Initially, officials wanted to analyze a range of possible fixes to the silt problem in Mirror Pond that included everything from doing nothing to removing two dams and allowing the Deschutes River to flow freely.
After learning that such a study would cost $500,000 and that no one was willing to pay for it, the steering committee created to guide this effort shifted its focus.
“Something has to be done to remove the sediment immediately, regardless of what we do in the long term,” said Matt Shinderman, who sits on the committee and is an Oregon State University-Cascades Campus natural resources instructor. “It's already starting to get to a point where you're going to have extensive mudflats and potential wetland vegetation coming in.”
Once that vegetation takes root, he said, it could become a lot more difficult to do any work in the pond, because federal wetland protections create more regulatory hurdles.
Silt has been accumulating at the bottom of Mirror Pond ever since Pacific Power&Light Co. built a hydroelectric dam near the Newport Avenue bridge in 1910. The last time it was dredged was in 1984, at a cost of $312,000.
The latest cost estimates for dealing with the pond's sediment problem came in between $2 million and $5 million. Those figures were from a 2009 study.

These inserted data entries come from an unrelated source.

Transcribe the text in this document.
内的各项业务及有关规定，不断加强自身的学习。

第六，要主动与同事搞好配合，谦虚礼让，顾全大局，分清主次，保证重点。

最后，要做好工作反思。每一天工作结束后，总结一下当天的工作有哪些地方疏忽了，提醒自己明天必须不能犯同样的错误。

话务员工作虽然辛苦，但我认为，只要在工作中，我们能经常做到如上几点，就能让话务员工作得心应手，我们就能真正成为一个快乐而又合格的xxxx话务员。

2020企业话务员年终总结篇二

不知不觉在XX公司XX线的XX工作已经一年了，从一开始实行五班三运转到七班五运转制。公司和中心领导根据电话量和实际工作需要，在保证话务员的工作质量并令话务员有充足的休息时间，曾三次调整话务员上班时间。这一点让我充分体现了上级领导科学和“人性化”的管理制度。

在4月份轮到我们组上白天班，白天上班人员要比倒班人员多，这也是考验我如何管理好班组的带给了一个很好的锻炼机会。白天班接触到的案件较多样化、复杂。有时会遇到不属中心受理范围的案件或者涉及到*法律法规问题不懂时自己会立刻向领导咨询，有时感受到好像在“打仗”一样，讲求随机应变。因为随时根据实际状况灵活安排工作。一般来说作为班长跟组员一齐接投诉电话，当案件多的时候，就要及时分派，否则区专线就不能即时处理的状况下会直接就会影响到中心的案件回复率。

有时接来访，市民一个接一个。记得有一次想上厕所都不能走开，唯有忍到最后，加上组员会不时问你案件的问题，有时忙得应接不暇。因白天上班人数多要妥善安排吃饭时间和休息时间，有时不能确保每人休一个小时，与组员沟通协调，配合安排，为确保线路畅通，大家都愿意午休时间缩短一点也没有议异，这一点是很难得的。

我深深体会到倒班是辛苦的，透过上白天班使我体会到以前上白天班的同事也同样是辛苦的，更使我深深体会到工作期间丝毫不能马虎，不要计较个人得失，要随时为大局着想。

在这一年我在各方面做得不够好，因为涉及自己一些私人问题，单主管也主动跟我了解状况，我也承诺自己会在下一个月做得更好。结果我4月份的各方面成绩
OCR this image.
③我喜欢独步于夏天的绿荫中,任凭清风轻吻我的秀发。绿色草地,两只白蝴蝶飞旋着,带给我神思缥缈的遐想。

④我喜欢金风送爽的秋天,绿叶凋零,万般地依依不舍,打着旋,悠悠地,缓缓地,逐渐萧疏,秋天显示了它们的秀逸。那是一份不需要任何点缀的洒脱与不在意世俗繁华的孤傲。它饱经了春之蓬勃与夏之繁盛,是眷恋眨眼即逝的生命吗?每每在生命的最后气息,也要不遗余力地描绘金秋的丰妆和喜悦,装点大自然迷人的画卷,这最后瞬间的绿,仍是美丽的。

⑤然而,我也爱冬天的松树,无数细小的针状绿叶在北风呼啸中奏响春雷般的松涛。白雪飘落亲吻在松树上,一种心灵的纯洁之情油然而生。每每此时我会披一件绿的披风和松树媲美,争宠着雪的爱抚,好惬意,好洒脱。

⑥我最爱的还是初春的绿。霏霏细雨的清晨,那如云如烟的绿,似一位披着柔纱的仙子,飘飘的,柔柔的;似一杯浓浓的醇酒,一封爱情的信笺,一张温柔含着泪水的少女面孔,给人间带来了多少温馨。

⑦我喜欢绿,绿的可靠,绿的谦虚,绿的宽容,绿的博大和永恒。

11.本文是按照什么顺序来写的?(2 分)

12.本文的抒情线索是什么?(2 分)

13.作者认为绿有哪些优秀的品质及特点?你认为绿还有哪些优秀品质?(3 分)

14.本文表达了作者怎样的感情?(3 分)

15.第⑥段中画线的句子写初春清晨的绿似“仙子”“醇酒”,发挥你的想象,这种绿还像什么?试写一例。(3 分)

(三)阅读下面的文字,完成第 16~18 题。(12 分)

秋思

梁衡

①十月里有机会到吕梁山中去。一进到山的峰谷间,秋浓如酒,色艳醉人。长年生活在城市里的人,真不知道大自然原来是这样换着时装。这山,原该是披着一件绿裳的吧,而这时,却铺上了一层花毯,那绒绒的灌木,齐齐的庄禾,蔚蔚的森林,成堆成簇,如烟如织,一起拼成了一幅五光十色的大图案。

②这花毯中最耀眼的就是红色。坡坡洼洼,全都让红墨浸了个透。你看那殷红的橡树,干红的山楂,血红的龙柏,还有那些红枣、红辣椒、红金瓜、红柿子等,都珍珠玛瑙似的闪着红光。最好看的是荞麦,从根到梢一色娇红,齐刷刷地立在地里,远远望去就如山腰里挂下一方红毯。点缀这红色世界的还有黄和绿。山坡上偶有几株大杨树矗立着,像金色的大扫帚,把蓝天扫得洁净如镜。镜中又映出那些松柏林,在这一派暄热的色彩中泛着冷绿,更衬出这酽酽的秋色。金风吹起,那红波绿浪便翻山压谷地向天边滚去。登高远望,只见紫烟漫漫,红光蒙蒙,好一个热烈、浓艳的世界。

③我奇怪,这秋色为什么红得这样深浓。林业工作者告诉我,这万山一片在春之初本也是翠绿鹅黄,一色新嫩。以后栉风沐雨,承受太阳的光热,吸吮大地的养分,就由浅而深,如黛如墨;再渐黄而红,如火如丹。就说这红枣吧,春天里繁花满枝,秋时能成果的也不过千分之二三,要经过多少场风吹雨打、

As with the $500,000 alternatives analysis, no one has offered to pay for dredging Mirror Pond. The group looking into the issue includes the city of Bend, the Bend Park&Recreation District, Pacific Power, William Smith Properties Inc. and the nonprofit Bend 2030.
Two funding ideas have been floated recently. One is to form a permanent special taxing district. The other is to include a Mirror Pond fix in a one-time bond measure. In either case, it would be up to voters to decide.
Bend Park&Recreation District Executive Director Don Horton said the district is planning a survey that will ask residents if they would support either option for Mirror Pond. That survey, which is also gauging support for other possible bond measure projects, is expected to be sent out in a couple of weeks.
Horton noted that a bond measure would only provide a one-time source of funds, while a taxing district would supply money long-term. Like Shinderman, he said the immediate need is to dredge Mirror Pond first.
But Horton also highlighted the importance of an in-depth siltation study that would look at dam removal options and others — such as reconfiguring the shape of the pond — that would help cut down on the sedimentation.
“It's kind of a two-stage process,” he said. “The first is to dredge the pond, and the second is to do a longer-term study of what needs to be done to the pond.”